The first ingredient of a Victorian bathroom is, of course, a cast iron clawfoot bathtub. Such a bathtub not only fits into the historical character of the house but maintains a comfortable water temperature longer than a conventional tub, thus inviting a longer stay. To enhance this sensation of a haven of relaxation and romance, the tub can be surrounded by a shower curtain in a heavy luxurious fabric hung on vintage style fixtures or even taken all the way to the ceiling. A subdued gray-purple or brown-green paisley or damask or a pretty floral will fit in with heritage colors.
There are several choices for an appropriate sink. A pedestal sink works for a small space, or the sink can be sunk into a marble-top vintage-style chest or a bowl-type sink placed on top. Use the same fabric chosen for the shower curtains or a coordinating fabric as skirting for the sink or for an accessory vanity table. Add a frivolous vanity chair or stool upholstered in a needlepoint or tapestry fabric in coordinating colors or covered in one of the same fabrics used elsewhere in the room. The toilet style should coordinate with the style of the sink and bathtub, and be sure to choose vintage style metal fixtures as well.
Nothing is too much when it comes to Victorian window treatments. Tiers and balloons, fringed or beaded scallops, ruffles, frills, and jabots were all used. Calm the pattern riot by using a lavish solid silk, or add to it with yet another pattern, but quality was always king. More than one layer of curtains is almost a requirement for Victorian style. Victorian homes didn’t have central heat, so they provided extra insulation to make a bathroom cosy.

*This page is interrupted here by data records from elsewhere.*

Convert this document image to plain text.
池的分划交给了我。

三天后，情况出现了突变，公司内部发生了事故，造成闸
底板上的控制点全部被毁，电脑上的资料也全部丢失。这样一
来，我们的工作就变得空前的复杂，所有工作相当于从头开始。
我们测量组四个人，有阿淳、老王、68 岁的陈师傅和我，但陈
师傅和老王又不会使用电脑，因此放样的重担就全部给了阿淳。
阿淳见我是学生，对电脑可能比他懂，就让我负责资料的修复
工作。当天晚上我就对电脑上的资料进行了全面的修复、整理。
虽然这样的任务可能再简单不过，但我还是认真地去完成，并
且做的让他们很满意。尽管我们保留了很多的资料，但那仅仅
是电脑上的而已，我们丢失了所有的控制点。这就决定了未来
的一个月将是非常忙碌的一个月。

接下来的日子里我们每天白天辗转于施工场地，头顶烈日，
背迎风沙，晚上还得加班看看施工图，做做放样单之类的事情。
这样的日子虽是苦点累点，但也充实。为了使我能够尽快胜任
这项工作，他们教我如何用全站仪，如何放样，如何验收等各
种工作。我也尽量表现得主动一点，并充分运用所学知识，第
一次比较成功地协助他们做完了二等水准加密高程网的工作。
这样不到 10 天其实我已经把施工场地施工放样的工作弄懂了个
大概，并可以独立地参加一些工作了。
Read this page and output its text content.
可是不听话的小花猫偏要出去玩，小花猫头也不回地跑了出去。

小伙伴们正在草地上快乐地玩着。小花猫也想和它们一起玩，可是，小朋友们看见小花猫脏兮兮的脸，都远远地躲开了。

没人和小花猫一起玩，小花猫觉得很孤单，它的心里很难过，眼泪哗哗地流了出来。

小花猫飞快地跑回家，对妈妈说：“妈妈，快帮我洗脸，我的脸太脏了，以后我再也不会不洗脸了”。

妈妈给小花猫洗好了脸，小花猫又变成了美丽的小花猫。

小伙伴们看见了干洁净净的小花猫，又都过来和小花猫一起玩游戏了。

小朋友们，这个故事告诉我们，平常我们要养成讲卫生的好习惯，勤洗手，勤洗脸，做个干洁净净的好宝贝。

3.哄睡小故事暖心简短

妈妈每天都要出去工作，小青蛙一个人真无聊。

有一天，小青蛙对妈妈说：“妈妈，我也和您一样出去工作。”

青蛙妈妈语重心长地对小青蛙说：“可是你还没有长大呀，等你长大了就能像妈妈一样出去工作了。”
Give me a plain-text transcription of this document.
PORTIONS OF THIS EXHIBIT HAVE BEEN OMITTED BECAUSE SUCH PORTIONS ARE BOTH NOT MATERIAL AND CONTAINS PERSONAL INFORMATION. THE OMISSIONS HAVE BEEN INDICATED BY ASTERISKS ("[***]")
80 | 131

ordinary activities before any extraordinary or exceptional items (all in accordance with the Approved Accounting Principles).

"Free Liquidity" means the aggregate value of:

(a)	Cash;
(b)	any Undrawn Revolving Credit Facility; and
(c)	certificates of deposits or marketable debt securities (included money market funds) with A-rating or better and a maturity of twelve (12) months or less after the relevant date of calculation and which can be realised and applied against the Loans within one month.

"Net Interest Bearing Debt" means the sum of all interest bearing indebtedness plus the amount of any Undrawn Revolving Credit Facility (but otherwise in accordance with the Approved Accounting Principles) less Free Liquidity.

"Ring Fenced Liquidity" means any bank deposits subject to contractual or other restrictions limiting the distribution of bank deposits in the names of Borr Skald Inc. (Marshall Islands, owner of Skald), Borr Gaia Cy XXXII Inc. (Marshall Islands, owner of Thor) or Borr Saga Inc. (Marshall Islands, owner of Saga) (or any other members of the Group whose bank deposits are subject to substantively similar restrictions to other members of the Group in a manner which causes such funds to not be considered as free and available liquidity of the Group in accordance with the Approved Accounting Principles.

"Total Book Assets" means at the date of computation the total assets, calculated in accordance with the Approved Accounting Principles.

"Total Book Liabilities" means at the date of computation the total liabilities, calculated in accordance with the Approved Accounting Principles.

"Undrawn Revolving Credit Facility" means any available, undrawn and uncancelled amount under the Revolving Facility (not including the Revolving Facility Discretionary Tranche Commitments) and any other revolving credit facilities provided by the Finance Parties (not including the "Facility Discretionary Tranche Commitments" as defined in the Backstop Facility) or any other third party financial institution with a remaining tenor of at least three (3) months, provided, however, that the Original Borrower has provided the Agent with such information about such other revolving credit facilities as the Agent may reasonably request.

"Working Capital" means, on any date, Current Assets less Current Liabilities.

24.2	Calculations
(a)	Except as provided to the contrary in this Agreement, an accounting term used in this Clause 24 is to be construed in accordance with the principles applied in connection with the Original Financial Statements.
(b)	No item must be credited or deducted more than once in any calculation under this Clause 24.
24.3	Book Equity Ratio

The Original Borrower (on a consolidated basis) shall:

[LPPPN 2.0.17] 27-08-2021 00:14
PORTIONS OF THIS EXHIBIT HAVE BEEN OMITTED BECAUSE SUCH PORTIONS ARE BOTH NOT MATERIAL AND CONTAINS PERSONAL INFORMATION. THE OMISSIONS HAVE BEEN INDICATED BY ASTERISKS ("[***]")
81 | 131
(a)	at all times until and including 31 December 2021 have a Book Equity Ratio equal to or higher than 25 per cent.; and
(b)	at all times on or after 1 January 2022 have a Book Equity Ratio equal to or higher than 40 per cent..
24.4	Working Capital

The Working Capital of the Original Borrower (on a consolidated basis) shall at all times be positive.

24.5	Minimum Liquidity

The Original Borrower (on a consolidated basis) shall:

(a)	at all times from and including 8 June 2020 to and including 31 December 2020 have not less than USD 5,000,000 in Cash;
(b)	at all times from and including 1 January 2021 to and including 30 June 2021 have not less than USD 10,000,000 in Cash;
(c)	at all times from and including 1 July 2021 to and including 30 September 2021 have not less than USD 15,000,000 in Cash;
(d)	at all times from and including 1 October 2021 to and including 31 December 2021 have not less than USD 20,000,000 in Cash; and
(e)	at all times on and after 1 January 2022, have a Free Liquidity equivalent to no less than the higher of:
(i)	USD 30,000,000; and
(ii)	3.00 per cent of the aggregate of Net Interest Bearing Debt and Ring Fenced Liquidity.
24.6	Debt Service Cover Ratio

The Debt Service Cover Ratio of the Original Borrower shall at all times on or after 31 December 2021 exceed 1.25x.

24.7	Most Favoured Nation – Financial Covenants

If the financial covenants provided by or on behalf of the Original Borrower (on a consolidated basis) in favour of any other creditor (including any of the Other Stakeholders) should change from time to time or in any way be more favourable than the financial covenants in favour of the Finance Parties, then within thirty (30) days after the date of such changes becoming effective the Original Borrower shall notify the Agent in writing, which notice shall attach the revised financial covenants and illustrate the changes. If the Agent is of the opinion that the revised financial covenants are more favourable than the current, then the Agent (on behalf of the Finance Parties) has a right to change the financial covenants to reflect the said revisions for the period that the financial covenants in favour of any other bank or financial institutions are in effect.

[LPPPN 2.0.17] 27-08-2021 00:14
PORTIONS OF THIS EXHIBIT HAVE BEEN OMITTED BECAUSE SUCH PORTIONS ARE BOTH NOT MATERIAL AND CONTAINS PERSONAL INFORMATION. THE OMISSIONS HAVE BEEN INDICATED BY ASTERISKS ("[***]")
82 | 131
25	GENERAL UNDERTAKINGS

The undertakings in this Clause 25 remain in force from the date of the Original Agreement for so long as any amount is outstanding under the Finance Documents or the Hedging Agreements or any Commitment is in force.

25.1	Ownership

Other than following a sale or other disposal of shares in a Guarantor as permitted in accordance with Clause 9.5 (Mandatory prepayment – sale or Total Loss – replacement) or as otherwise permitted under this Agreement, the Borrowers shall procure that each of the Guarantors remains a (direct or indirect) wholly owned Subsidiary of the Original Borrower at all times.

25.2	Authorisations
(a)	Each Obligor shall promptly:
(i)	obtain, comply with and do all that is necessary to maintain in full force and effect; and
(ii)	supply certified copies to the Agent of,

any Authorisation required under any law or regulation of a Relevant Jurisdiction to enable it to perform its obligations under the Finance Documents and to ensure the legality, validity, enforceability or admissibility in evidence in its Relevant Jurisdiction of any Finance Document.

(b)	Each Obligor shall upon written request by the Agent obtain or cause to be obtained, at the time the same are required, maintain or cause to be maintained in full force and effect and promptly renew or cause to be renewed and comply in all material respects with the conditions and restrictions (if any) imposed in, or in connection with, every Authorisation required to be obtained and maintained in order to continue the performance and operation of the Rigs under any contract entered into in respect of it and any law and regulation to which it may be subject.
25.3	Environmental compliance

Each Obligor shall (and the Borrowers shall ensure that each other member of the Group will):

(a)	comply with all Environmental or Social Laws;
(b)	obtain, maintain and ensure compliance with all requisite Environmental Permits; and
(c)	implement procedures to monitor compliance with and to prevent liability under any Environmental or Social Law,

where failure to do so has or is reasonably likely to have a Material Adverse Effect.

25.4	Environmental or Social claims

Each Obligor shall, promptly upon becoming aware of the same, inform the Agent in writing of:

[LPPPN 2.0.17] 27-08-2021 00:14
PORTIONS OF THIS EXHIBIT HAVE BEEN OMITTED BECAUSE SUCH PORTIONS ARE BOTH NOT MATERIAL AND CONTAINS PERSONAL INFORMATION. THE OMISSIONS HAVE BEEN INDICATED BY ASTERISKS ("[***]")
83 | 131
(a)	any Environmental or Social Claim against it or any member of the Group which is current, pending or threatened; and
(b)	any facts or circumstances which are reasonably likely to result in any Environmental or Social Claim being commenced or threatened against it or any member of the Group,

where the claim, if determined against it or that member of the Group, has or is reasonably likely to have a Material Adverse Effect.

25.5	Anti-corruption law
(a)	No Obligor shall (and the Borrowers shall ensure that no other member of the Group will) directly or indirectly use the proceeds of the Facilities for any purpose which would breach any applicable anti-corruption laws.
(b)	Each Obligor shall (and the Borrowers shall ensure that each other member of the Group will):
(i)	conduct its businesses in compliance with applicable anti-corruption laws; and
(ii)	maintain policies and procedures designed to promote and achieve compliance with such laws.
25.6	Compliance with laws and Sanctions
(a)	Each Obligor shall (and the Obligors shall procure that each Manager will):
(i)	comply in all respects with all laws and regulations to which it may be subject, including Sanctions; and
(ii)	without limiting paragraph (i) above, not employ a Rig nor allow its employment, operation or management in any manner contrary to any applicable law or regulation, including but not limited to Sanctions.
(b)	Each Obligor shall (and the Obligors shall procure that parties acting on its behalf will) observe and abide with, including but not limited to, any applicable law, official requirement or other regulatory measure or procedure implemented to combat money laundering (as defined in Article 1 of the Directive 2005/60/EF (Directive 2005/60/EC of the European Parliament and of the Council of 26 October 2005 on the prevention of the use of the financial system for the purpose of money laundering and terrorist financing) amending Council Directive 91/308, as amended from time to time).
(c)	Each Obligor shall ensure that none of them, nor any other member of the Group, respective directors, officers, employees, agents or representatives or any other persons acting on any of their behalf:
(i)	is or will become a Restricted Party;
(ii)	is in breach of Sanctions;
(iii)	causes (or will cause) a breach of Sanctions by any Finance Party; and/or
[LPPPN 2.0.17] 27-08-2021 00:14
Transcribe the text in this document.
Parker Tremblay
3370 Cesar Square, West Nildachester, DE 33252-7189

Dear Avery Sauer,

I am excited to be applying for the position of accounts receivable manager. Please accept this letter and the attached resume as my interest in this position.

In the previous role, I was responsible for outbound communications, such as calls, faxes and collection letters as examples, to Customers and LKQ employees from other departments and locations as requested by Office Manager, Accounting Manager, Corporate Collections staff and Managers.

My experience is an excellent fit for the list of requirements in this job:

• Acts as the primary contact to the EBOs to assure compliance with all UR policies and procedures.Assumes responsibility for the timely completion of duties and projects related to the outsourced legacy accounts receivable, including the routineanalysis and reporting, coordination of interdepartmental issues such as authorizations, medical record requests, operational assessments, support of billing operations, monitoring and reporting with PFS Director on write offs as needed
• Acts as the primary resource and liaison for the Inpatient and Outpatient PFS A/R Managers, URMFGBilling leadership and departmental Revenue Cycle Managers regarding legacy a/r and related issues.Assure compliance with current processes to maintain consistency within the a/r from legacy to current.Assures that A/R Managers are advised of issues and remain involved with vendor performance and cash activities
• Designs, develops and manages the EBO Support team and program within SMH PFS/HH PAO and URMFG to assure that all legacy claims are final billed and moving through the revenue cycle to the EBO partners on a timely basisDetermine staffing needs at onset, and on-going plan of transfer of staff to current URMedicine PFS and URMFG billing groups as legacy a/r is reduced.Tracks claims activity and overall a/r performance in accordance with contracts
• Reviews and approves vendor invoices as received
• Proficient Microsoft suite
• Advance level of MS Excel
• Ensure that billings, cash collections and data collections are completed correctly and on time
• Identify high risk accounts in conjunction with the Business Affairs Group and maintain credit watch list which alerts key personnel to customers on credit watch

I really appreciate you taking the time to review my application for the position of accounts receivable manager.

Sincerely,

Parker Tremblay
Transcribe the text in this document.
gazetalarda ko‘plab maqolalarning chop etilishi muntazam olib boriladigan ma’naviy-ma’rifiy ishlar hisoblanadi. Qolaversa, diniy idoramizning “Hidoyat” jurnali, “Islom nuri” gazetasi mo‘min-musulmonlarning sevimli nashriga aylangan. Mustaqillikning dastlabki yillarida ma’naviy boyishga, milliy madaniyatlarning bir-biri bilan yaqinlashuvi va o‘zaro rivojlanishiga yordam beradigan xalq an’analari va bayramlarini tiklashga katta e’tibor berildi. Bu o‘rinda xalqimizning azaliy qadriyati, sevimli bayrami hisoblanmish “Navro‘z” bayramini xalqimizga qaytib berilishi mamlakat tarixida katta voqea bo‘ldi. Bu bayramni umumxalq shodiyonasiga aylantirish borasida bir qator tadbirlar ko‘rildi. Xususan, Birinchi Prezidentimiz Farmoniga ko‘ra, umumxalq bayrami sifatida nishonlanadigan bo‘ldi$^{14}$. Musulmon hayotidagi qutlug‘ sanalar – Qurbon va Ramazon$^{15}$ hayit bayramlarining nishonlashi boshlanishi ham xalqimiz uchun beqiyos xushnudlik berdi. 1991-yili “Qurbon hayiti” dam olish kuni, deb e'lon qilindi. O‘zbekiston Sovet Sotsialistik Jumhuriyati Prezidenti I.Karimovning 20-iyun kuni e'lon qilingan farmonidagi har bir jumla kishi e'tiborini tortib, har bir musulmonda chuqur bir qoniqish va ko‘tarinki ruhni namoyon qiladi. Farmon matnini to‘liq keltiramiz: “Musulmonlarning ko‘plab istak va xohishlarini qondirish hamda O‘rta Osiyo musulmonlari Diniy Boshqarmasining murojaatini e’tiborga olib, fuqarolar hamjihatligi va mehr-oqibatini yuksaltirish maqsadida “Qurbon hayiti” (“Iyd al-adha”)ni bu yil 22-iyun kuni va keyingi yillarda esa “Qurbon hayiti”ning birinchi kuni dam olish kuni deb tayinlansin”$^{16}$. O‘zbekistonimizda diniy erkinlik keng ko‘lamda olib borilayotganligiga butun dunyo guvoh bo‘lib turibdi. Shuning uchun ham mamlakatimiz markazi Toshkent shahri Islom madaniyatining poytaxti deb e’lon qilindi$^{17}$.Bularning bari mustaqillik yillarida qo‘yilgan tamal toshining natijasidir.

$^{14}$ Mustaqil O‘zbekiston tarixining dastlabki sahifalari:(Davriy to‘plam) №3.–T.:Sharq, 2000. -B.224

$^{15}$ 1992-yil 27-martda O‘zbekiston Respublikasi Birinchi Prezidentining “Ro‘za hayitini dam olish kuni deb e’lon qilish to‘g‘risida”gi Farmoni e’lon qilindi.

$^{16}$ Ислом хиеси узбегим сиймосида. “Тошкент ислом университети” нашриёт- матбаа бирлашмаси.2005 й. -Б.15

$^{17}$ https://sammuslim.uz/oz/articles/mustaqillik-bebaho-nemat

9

If the view isn’t the best, or if privacy is a concern, add a lace panel underneath. Shutters or wooden blinds might also serve your purposes
, and if you’d like to have your blinds or curtains or shutters motorized, don’t worry. The Victorians loved new technology and would have been delighted had such an option been available to them.
A tufted bench upholstered in the same fabric as the curtains and placed elsewhere in the room provides a luxurious and elegant echo and adds to the overall comfort of the room.
Add a Persian-style rug to the floor, a chandelier to the ceiling, and gilt-framed mirrors all around. To all your fabric choices, add the details of cording, tassels, and fringe. Abandon restraint, when it comes to decorating your Victorian bathroom. It is practically impossible to overdo Victorian style.